Иными словами, Либоца использовали в качестве бесплатно практикующего врача.
Контору его никак нельзя было назвать уютным помещением, в ней невозможно было даже поддерживать чистоту: по будням там толпился народ, в воскресенье же не позволял заниматься уборкой сам адвокат. Постоянное ворошение злосчастий усугубляло обстановку, делая ее по-истине удушающей, а запотевшие от дыхания посетителей окна хотя и высыхали, зато на них выпадал пыльный осадок, так что улицу приходилось созерцать через налет грязи.
Либоц уселся за своей большой конторкой и достал гроссбух, который вел писарь. За время службы в адвокатской конторе этот молодой человек переменился; с прибыванием работы он сделался усерднее и даже оставался в конторе на перерыв, особенно когда время совпадало с уходом обедать хозяина. Характером поначалу открытый, парень стал замкнут, насторожен, высокомерен, а то и просто настроен враждебно, хотя держался в рамках приличий. После некоторого периода усердия он начал отпрашиваться со службы, куда-то уезжал из города и вел себя крайне таинственно. Если его посылали следить за судебным разбирательством, он отсутствовал дольше положенного, причем нередко простейшие тяжбы оказывались проигранными.
Хотя у Либоца давно закрались подозрения насчет писаря, адвокату неловко было шпионить за ним, и он боялся производить форменное дознание, поскольку закон так старательно ограждал правонарушителя от каких-либо нападок, что потерпевший лишь с огромным трудом мог доказать его вину, да и то подвергаясь опасности самому понести наказание.

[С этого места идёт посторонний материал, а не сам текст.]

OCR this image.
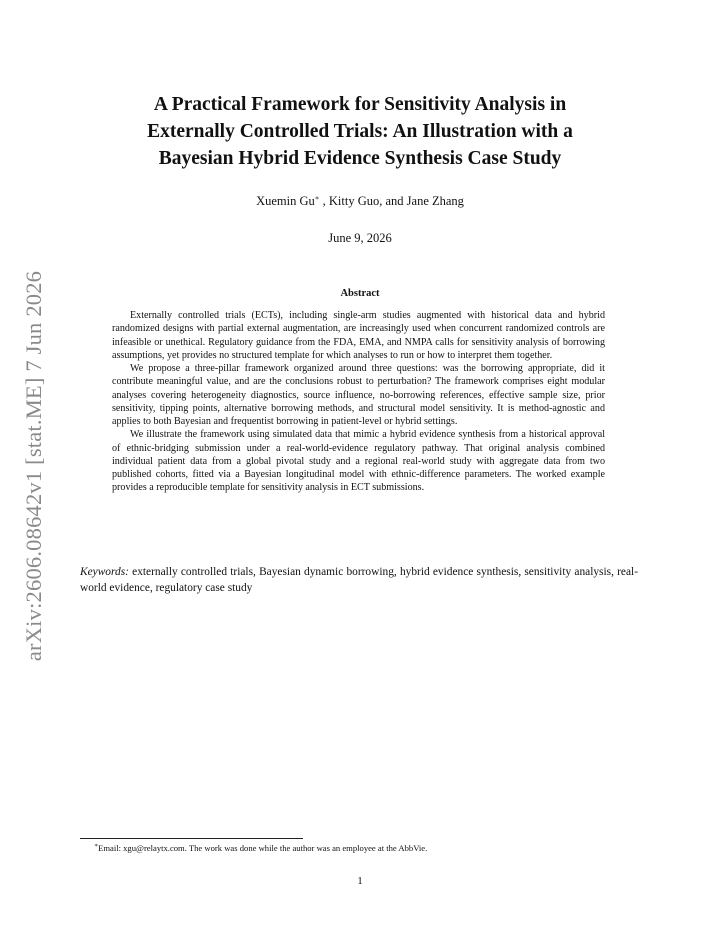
arXiv:2606.08642v1 [stat.ME] 7 Jun 2026
A Practical Framework for Sensitivity Analysis in
Externally Controlled Trials: An Illustration with a
Bayesian Hybrid Evidence Synthesis Case Study
Xuemin Gu∗ , Kitty Guo, and Jane Zhang
June 9, 2026
Abstract

Externally controlled trials (ECTs), including single-arm studies augmented with historical data and hybrid randomized designs with partial external augmentation, are increasingly used when concurrent randomized controls are infeasible or unethical. Regulatory guidance from the FDA, EMA, and NMPA calls for sensitivity analysis of borrowing assumptions, yet provides no structured template for which analyses to run or how to interpret them together.

We propose a three-pillar framework organized around three questions: was the borrowing appropriate, did it contribute meaningful value, and are the conclusions robust to perturbation? The framework comprises eight modular analyses covering heterogeneity diagnostics, source influence, no-borrowing references, effective sample size, prior sensitivity, tipping points, alternative borrowing methods, and structural model sensitivity. It is method-agnostic and applies to both Bayesian and frequentist borrowing in patient-level or hybrid settings.

We illustrate the framework using simulated data that mimic a hybrid evidence synthesis from a historical approval of ethnic-bridging submission under a real-world-evidence regulatory pathway. That original analysis combined individual patient data from a global pivotal study and a regional real-world study with aggregate data from two published cohorts, fitted via a Bayesian longitudinal model with ethnic-difference parameters. The worked example provides a reproducible template for sensitivity analysis in ECT submissions.

Keywords: externally controlled trials, Bayesian dynamic borrowing, hybrid evidence synthesis, sensitivity analysis, real-world evidence, regulatory case study

∗Email: xgu@relaytx.com. The work was done while the author was an employee at the AbbVie.
1
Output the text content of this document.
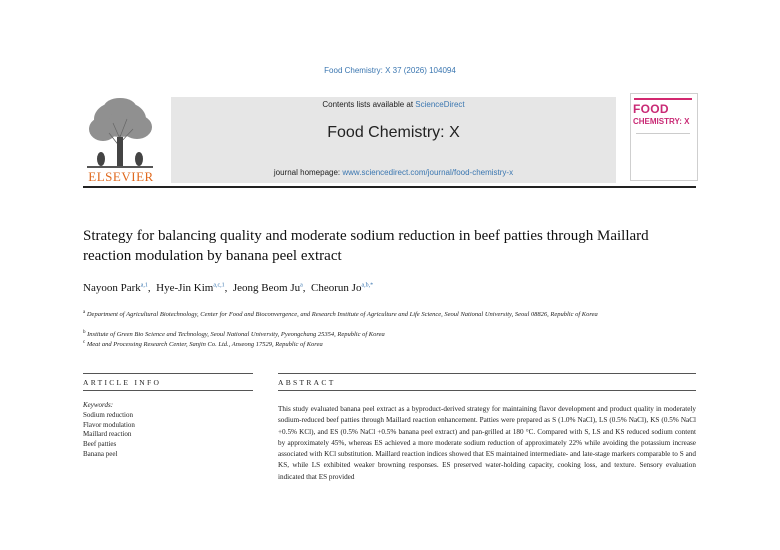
Food Chemistry: X 37 (2026) 104094
ELSEVIER
Contents lists available at ScienceDirect
Food Chemistry: X
journal homepage: www.sciencedirect.com/journal/food-chemistry-x
FOOD
CHEMISTRY: X
Strategy for balancing quality and moderate sodium reduction in beef patties through Maillard reaction modulation by banana peel extract
Nayoon Park$^{a,1}$,  Hye-Jin Kim$^{a,c,1}$,  Jeong Beom Ju$^a$,  Cheorun $Jo^{a,b,*}$
$^a$ Department of Agricultural Biotechnology, Center for Food and Bioconvergence, and Research Institute of Agriculture and Life Science, Seoul National University, Seoul 08826, Republic of Korea
$^b$ Institute of Green Bio Science and Technology, Seoul National University, Pyeongchang 25354, Republic of Korea
$^c$ Meat and Processing Research Center, Sanjin Co. Ltd., Anseong 17529, Republic of Korea
ARTICLE INFO	ABSTRACT
Keywords:
Sodium reduction
Flavor modulation
Maillard reaction
Beef patties
Banana peel
This study evaluated banana peel extract as a byproduct-derived strategy for maintaining flavor development and product quality in moderately sodium-reduced beef patties through Maillard reaction enhancement. Patties were prepared as S (1.0% NaCl), LS (0.5% NaCl), KS (0.5% NaCl +0.5% KCl), and ES (0.5% NaCl +0.5% banana peel extract) and pan-grilled at 180 °C. Compared with S, LS and KS reduced sodium content by approximately 45%, whereas ES achieved a more moderate sodium reduction of approximately 22% while avoiding the potassium increase associated with KCl substitution. Maillard reaction indices showed that ES maintained intermediate- and late-stage markers comparable to S and KS, while LS exhibited weaker browning responses. ES preserved water-holding capacity, cooking loss, and texture. Sensory evaluation indicated that ES provided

Раскрыв гроссбух, Либоц в первую минуту вообще не мог разобраться в нем. Долги, денежные претензии, взысканные недоимки — все шло вперемешку; суммы, потраченные на дорожные расходы, не подтверждались расписками и были завышены; что-то явно было нечисто.
Когда же Либоц принялся читать решения суда по проигранным делам, выяснилось, что противная сторона выставляла в свою защиту его собственные аргументы и что свидетели его подзащитных — благодаря их признаниям, отводу или превратному толкованию их слов — показывали в пользу противника. Видимо, Шёгрен (его писарь) исполнял роль тайного ходатая, выдавая другим тактику своего доверителя и наверняка делая это небескорыстно.
Открытие было неприятное, однако Либоц не столько разозлился, сколько опечалился, поскольку молодой человек находился с ним рядом в трудные времена и обнаруживал терпение и присутствие духа, не торопил с жалованьем, даже всячески подбадривал и поднимал настроение.
Выдвигать обвинение против писаря адвокат не собирался, ибо в таком случае жизнь юноши была бы исковеркана, но Либоцу хотелось, прежде чем уволить его, иметь неопровержимые доказательства для себя, поэтому он позвонил прокурору и попросил о приватной беседе. Черне недолюбливал адвоката, однако, чуя, что дело пахнет арестом, обещал незамедлительно прибыть: в самом крайнем случае он надеялся раздобыть секретные сведения, которые можно будет потом использовать.
Приехав на велосипеде, он ворвался в контору и тут же оседлал повернутый задом наперед стул.
По обыкновению осторожный, Либоц начал со вступления, которое оставило прокурора совершенно равнодушным, но, когда адвокат подошел к сути дела, Черне явно заинтересовался.
— Прошу не рассматривать это как официальное заявление, — продолжал Либоц, — я просто хочу отказать ему от места с чистой совестью.
И он изложил все свои доводы, а заметив, что Черне делает записи, снова предупредил его:
— Только никаких рапортов.
— Нет-нет, это так, промемория… на случай, если понадобится произвести следствие в частном порядке.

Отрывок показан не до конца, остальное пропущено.